On behalf of Brown & Crouppen, P.C. posted in Medical Malpractice on Wednesday, January 26, 2011
As people in the U.S. live longer, the old rule of thumb of retiring at age 65 no longer applies in many professions, including medicine. Doctors are routinely practicing into their 70s and even 80s. Their long experience can be a valuable asset in their patients’ care. However, as a recent New York Times article points out, doctors are as susceptible to age-related mental diseases like Alzheimer’s and Parkinson’s disease. Despite the risk posed to patients, only 5 to 10 percent of hospitals have protocols in place to screen older doctors for competence, according to a doctor who advices hospitals and health care companies.
State medical boards have also been slow to recognize the problem. Often, the article says, a doctor’s incompetence is not addressed until he or she is brought before the board for disciplinary action, by which time a patient has already been harmed by the doctor’s malpractice. Boards for specialists have members renew their certification every seven to 10 years, but often include grandfather clauses that exclude older doctors from the requirement.

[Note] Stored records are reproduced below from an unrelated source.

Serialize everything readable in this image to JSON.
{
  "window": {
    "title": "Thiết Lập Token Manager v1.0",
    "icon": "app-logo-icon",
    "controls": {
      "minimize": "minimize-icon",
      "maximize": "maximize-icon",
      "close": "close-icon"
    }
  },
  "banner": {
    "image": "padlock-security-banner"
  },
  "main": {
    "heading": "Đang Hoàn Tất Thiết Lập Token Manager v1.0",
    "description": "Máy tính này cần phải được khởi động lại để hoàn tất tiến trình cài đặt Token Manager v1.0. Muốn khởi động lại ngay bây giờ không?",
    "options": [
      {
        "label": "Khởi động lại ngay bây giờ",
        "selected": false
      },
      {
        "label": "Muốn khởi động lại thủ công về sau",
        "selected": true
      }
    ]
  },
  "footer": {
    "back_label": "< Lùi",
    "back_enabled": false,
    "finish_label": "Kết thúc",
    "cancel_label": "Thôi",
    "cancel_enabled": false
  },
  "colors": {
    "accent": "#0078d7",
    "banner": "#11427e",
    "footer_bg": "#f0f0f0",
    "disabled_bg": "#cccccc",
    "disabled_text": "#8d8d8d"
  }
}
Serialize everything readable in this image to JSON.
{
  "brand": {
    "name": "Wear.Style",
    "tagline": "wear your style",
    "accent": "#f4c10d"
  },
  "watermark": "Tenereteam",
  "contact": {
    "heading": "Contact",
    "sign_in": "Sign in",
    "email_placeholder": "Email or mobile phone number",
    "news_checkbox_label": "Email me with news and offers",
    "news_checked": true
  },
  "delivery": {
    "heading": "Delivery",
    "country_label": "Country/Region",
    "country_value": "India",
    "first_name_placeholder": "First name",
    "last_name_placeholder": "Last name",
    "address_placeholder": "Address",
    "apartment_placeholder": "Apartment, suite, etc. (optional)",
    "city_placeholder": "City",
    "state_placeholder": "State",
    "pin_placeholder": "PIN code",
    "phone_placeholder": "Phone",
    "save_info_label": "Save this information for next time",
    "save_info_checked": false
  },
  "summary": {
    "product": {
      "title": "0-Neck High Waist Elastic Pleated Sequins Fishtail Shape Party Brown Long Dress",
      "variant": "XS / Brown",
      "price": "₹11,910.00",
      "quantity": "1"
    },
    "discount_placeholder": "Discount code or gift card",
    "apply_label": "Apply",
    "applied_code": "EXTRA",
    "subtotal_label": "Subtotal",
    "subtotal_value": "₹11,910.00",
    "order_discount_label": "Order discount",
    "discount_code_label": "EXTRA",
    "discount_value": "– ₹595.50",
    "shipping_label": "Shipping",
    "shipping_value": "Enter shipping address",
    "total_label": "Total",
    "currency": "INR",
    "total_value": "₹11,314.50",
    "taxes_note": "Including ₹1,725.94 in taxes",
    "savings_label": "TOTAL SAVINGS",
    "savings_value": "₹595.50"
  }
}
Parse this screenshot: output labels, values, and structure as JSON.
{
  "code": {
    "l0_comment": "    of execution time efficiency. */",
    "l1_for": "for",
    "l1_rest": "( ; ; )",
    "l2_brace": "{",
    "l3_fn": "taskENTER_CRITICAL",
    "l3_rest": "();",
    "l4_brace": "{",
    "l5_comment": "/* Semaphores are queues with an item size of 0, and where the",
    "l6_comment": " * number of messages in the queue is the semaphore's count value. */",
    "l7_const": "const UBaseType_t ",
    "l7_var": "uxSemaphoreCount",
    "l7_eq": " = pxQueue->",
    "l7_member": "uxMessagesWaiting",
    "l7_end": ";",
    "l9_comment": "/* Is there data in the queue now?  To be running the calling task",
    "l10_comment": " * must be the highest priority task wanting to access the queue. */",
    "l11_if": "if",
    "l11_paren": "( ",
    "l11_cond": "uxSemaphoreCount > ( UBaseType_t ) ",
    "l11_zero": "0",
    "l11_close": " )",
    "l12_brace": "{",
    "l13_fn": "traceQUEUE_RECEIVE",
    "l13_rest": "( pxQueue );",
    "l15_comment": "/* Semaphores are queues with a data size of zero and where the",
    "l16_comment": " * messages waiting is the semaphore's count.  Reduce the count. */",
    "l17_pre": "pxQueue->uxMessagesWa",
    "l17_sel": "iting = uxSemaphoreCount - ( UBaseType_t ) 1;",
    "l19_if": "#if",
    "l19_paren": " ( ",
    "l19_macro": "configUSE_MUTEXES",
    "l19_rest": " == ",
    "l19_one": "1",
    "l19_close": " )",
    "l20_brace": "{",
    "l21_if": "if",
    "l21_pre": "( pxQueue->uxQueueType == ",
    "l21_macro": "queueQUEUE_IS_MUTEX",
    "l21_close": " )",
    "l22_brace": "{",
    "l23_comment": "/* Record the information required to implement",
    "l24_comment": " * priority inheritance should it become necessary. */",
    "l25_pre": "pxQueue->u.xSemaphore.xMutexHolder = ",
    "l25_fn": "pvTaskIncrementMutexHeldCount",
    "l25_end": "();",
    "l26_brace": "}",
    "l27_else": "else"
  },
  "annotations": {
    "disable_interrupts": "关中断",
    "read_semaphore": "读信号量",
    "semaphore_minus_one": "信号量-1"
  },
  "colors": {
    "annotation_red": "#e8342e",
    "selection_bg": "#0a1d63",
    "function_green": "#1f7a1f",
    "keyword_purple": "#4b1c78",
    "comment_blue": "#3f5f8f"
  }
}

Dementia and other illnesses associated with old age can heavily affect a doctor’s ability to properly treat his or her patients. Mental impairments can make it difficult to perform delicate surgeries, or react quickly in a fast-paced emergency room. It can become difficult to learn new techniques or medical information, or remember proper dosing for medications.
The first people to notice that an older doctor’s lowered ability are often his or her colleagues. Many fellow doctors are reluctant to confront older colleagues, out of respect, and instead cover for the aging doctor’s mistakes by monitoring his or her work or checking on patient files.
But that is not always enough to prevent harm to patients. The Times story gives the example of a 78-year-old surgeon in California who operated on a patient who later developed a pulmonary embolism. Despite calls from nurses, the doctor never responded to the emergency and the patient died. The surgeon continued to practice for four more years, until an examination showed that he had serious cognitive and motor impairments.